With my five kids and Cathie's six is is a HUGE party when they come to town.  This year they spent a few weeks in Utah so we were able to spend a lot of time together.  My kids are so thrilled when they get to spend time with their cousins.  We did some really fun activities together.  When they are in town it is like an extended and unofficial family reunion for days on end.  We love it!

One highlight was playing at the "hide-away" my Uncle Gordon and Aunt Anna have created.  There are so many fun things to do there.  On unique activity is a "chariot" zip line where the four-wheeler pulls the rider to the top of the hill for the ride of their lives.

It has a fantastic redneck waterside!

The kids favorite thing with is the irrigation pond filled with kayak's, an island dock, a high dive, and a zip-line into the pond.  It is so fun!  The kids think it is better than any swimming pool. (This picture is from the time we went with our friends, the Knight's, Low's and Campbell's.)

 They also have bows and arrows.  That is Andy's favorite activity.  He could do it the entire time!

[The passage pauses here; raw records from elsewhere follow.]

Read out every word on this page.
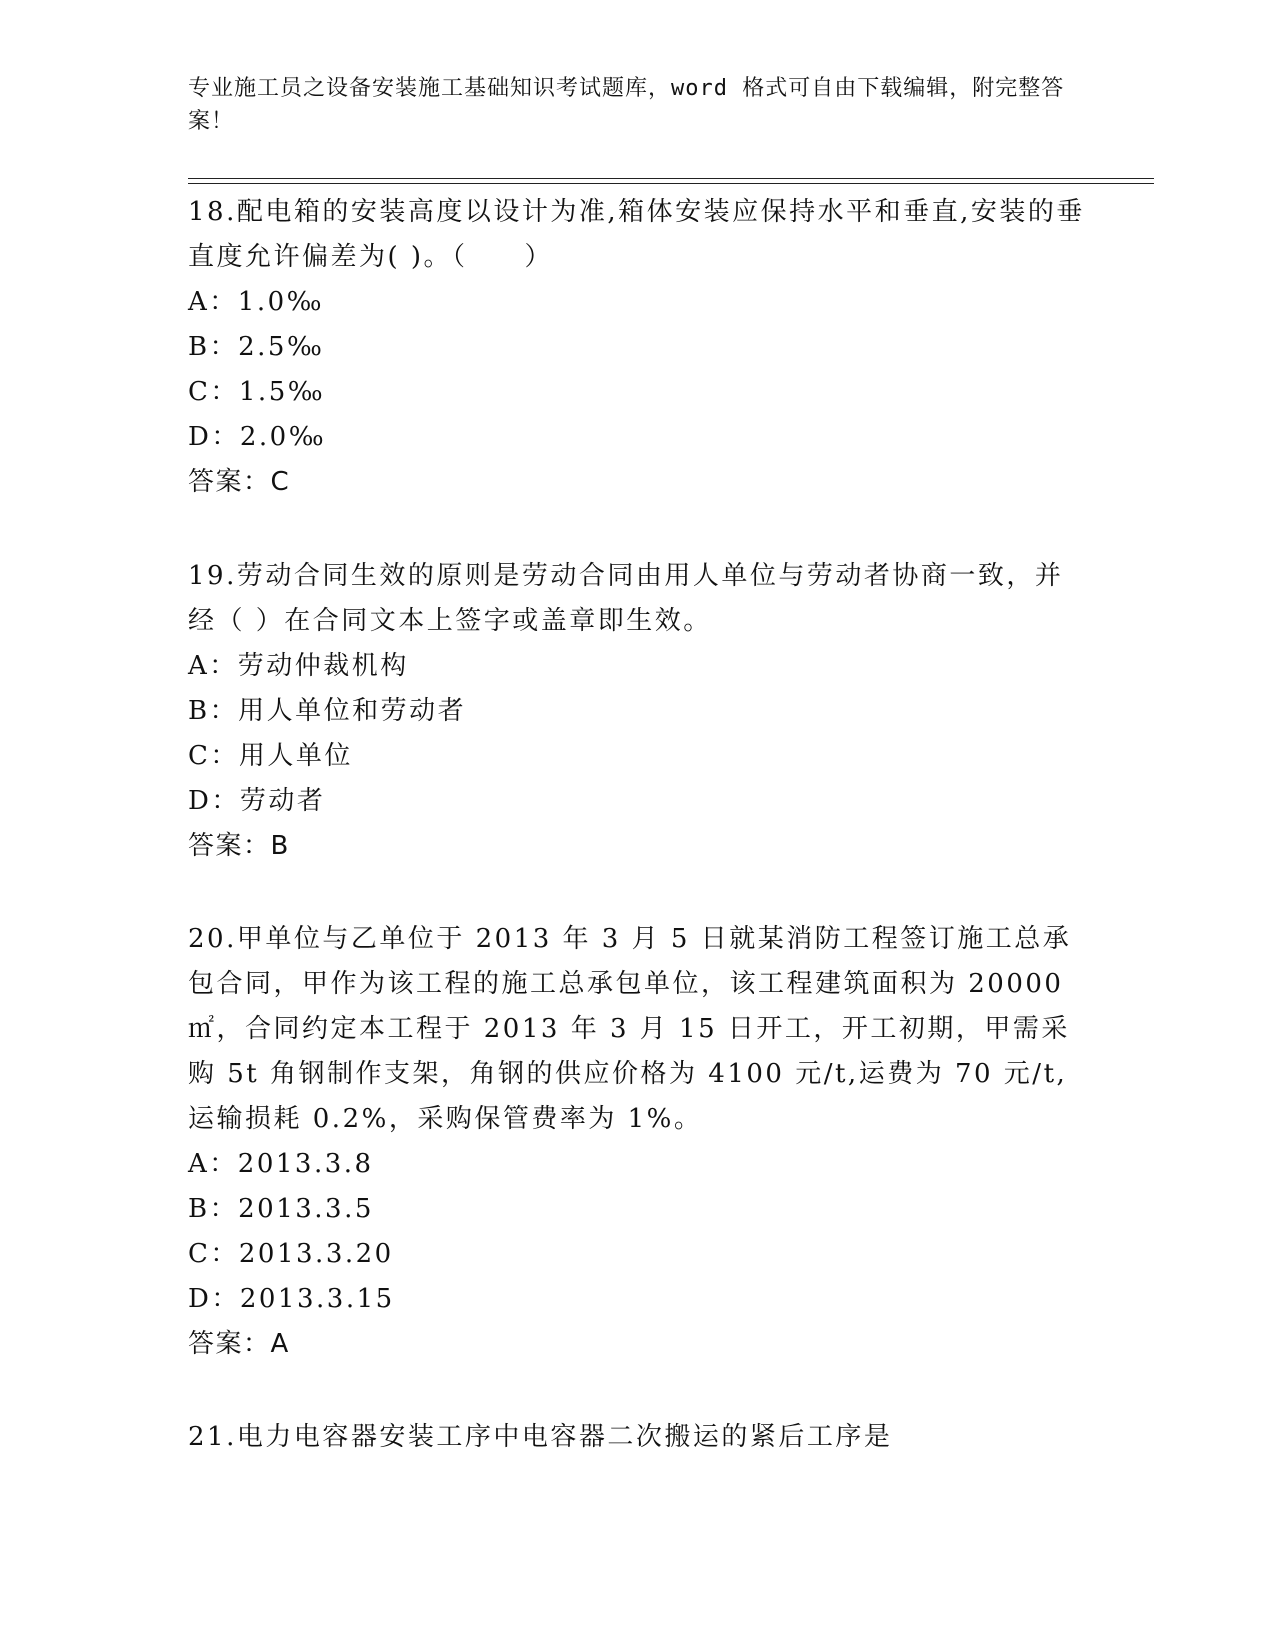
专业施工员之设备安装施工基础知识考试题库，word 格式可自由下载编辑，附完整答案！

18.配电箱的安装高度以设计为准,箱体安装应保持水平和垂直,安装的垂直度允许偏差为( )。（　　）

A：1.0‰

B：2.5‰

C：1.5‰

D：2.0‰

答案：C

19.劳动合同生效的原则是劳动合同由用人单位与劳动者协商一致，并经（ ）在合同文本上签字或盖章即生效。

A：劳动仲裁机构

B：用人单位和劳动者

C：用人单位

D：劳动者

答案：B

20.甲单位与乙单位于 2013 年 3 月 5 日就某消防工程签订施工总承包合同，甲作为该工程的施工总承包单位，该工程建筑面积为 20000㎡，合同约定本工程于 2013 年 3 月 15 日开工，开工初期，甲需采购 5t 角钢制作支架，角钢的供应价格为 4100 元/t,运费为 70 元/t,运输损耗 0.2%，采购保管费率为 1%。

A：2013.3.8

B：2013.3.5

C：2013.3.20

D：2013.3.15

答案：A

21.电力电容器安装工序中电容器二次搬运的紧后工序是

They also have a zip-line the kids do themselves.  Seriously!  Does it get any funner!

The boys, especially Caleb, enjoyed the bb guns and targets. You can see why the three trips to the "hide-a-way" this summer have been some of the best days of the summer!

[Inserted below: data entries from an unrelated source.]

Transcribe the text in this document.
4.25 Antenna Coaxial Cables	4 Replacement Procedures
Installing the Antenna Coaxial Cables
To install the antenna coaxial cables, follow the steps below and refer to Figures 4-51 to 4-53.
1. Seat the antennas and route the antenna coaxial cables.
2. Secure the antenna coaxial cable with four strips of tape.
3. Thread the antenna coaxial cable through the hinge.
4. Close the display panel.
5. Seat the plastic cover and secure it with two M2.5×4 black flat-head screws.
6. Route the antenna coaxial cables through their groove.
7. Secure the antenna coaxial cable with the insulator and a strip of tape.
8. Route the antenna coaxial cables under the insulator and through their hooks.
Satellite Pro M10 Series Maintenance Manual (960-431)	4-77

The Coombs were in town for the Preston Night Rodeo.  It gave us an excuse to go back to Preston.  It isn't the same without dad, but I feel like we should continue to go, almost in honor of his memory because he loved the rodeo so much.  This truck full of kids were hitching a ride from the parade to the rodeo.  They have a good life!!

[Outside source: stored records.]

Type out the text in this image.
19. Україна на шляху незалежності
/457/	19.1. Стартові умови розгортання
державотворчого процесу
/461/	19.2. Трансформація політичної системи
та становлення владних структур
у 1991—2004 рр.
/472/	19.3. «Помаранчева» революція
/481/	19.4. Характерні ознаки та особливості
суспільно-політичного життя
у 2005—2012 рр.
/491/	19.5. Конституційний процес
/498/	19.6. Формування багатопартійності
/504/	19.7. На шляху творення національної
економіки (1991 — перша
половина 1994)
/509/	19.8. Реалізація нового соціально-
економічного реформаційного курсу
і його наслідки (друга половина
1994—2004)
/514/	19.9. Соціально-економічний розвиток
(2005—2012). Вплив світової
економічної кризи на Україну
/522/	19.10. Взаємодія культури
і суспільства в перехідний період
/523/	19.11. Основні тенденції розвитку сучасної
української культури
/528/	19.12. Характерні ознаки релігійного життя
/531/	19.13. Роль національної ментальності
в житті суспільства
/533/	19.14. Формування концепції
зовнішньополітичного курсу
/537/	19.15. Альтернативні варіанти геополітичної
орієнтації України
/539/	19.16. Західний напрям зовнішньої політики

The timing worked out such that we were also able to attend the Ogden Temple open house with the entire family, including the Coombs.  It is always a privilege to take our family through new temples and see the beauty through the eyes of children.

I had to include this picture of Andy with his two favorite cousins, one from each side of the family, Corbin and Ethen. They were playing with an iPad in the the car.  I don't think Andy's life could have been any better than at this moment.

We spent the 24th of July at This is the Place Park.  It was a lovely day.  There was so much to see and do.  Well worth the money!

I wash there was a picture of this entire train because the front two carts were Cathie and Keith and there rest of the gang.  Yep, our two families took up the entire train.  What a fun day!

We enjoyed other family activities with the Owen side of the family that I didn't get pictures of.  We went to a couple of other pioneer celebrations. We went to my cousin Scotty's temple endowment session before his mission.  We celebrated my mom's birthday and enjoyed a couple of AMAZING stake dinners.  We helped Cody and Stephanie move out of their apartment in Logan, for Cody to begin teaching in Herriman.  We loved our time spent with extended family this summer!!